2.8.5 Types of Household Recovery

Household recovery can be categorized according to four duration-related types that are typically needed following a disaster event (Quarantelli, 1982). Since the impacted population and families differ in number, characteristics, causes of movement, and duration of stay, their movement patterns through various housing types also vary (Cole, 2003). The first recovery type is called emergency shelter, which involves spaces in temporary accommodation for rapid and short-term protection and could be just mobile units or an open yard (Bolin & Stanford, 1991, 1998). The second type is temporary sheltering, which denotes longer-term facilities for sleeping, water supplies, and food preparation. This type of household recovery may be obtainable through relatives or friends, or could be provided in commercial lodgings such as motels or, to some extent, in church auditoriums and school gymnasiums. According to Islamic teachings, neighbours are regarded as relatives or even part of the extended family. Therefore, community members whom properties were undamaged will offer their homes as emergency or temporary shelters; either for relatives or non-relatives; as a practical example of illustrating bonding between the community members. The third type is called temporary housing, which allows disaster sufferers to re-establish their daily life activities in less than ideal settings, buildings, or locations. The fourth type is designated permanent housing and enables impacted people to resume their normal lives in safe, regular dwellings and locations. Based on the cultural traditions and norms, Saudi people are usually tend to reach out their relatives, friends and officials in close or even remote communities to seek recovery assistance. Linking and bridging capacities are well exploited in these instances as it is usually correlated with social and economic ties and demographic backgrounds.

Correlated demographic household characteristics reveal significant differences among households during the recovery stage (Peacock, Dash, & Zhang, 2006).
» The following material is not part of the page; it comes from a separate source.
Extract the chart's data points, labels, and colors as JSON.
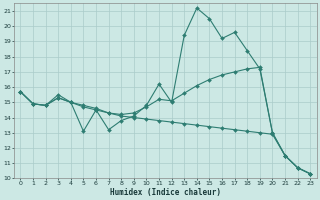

The availability of nearby relatives and close friends and the degree of damage determine who can stay with people they already know, while age, homeownership and income are decisive factors in establishing who can host relatives or friends after a disaster (Morrow, 1997). Likewise, groups of impacted relatives will generally try to find a shared shelter, particularly if all of them are primary

sufferers (Yelvington, 1997; Lindell, 2013). Members of higher-income households but no nearby friends or relatives will often stay in motels, hotels, etc., whereas open spaces in public facilities may be the only sheltering option for lower-income households (Lindell, 2013). 2.8.6 Problems Associated with Household Recovery

Scholars have stated that during the restoration and rebuilding stage, households can confront a number of problems, which include breaches of the terms and conditions of contracts, poor-quality building work, and high repair costs (Bolin, 1991, pp.25-34). Lower-income households generally have a greater chance of being impacted simply because (1) their location is often more vulnerable to disasters, (2) the home may have been poorly maintained, (3) the building might have been constructed with lower-quality materials, and (4) standardized building codes might have been violated, all of which would mean that they would have lower levels of physical resilience (Bolin & Bolton, 1986; Lindell, 2013). Another factor could be the longer time that these households might take to restore their housing status because of insufficient resources for self-sustenance and recovery (Girard & Peacock, 1997).